Change 271495 had a related patch set uploaded (by Jcrespo):
Allow heartbeat table to replicate to dbstore* hosts
Change 271495 merged by Jcrespo:
Allow heartbeat table to replicate to dbstore* hosts
Change 271792 had a related patch set uploaded (by Jcrespo):
Add nagios@localhost the permissions to read the heartbeat table
Change 271792 merged by Jcrespo:
Add nagios@localhost the permissions to read the heartbeat table
Change 271815 had a related patch set uploaded (by Jcrespo):
Small formatting fixes for replication lag check
@aaron, I have patched pt-heartbeat to create and update automatically a "shard" column:
mysql> SELECT * FROM heartbeat; +----------------------------+-----------+-------------------+-----------+-----------------------+---------------------+-------+ | ts | server_id | file | position | relay_master_log_file | exec_master_log_pos | shard | +----------------------------+-----------+-------------------+-----------+-----------------------+---------------------+-------+ | 2016-03-01T16:05:04.109250 | 180359186 | db2030-bin.000004 | 374798448 | db1009-bin.000185 | 619775551 | s1 | +----------------------------+-----------+-------------------+-----------+-----------------------+---------------------+-------+ 1 row in set (0.03 sec)
This should simplify the latency checking and hopefully not require memcache keys; only "check the largest ts value within my shard", something like:
SELECT ts FROM heartbeat WHERE shard='s1' ORDER BY ts DESC LIMIT 1
(substituting ts for the appropriate substraction). I need to properly check that this works (I will puppetize it on all servers first), and maybe add a critical error if heartbeat.heartbead does not contain the appropriate shard value.
Change 274134 had a related patch set uploaded (by Jcrespo):
[WIP] Adding custom heartbeat script with "shard" additional column
Change 274134 merged by Jcrespo:
Add custom heartbeat script with "shard" additional column
Change 274377 had a related patch set uploaded (by Jcrespo):
[WIP]Test the new heartbeat functionality on m5-master
Change 274415 had a related patch set uploaded (by Jcrespo):
Fixes for pt-heartbeat daemon init script (fails automatic runs)
Change 274415 merged by Jcrespo:
Fixes for pt-heartbeat daemon init script (fails automatic runs)

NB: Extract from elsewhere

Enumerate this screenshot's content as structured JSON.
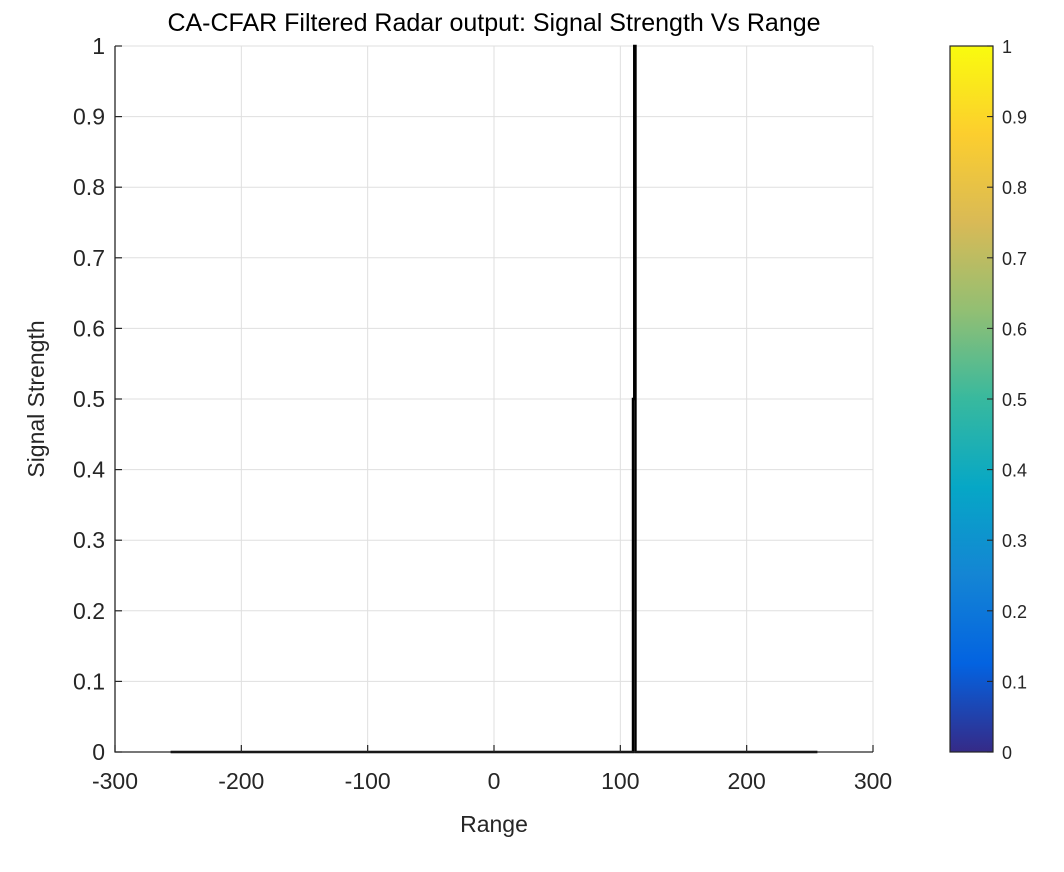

Change 274423 had a related patch set uploaded (by Jcrespo):
Previous heartbeat fix was not enough (introduced extra errors)
Change 274423 merged by Jcrespo:
Previous heartbeat fix was not enough (introduced extra errors)
Change 274640 had a related patch set uploaded (by Jcrespo):
Enable pt-heartbeat on all misc master (except m1)
Change 274670 had a related patch set uploaded (by Jcrespo):
Enable the new pt-heartbeat on core production hosts
Change 274670 merged by Jcrespo:
Enable the new pt-heartbeat on core production hosts
pt-heartbeat is puppetized and in production on all main core, misc and labs servers.
There are some minor pending tasks:
- toolsdb slave (not active)
- dbstore[12]001 (delayed slave, it will take 24 hour to take effect)
- db1047 and db2002 (need a restart/change of replication filter)
- db1048 and db2012 needs to white list heartbeat, too
The others too, now. It was a combination of replication filters not having been updated (pending restart) and lacking permisions for non-core servers (nagios grants).
This is progressing by adding a datacenter field.
The pending scope of this ticket may be changed; as T126757 is progressing, probably tendril/graphite work will evolve into prometheus.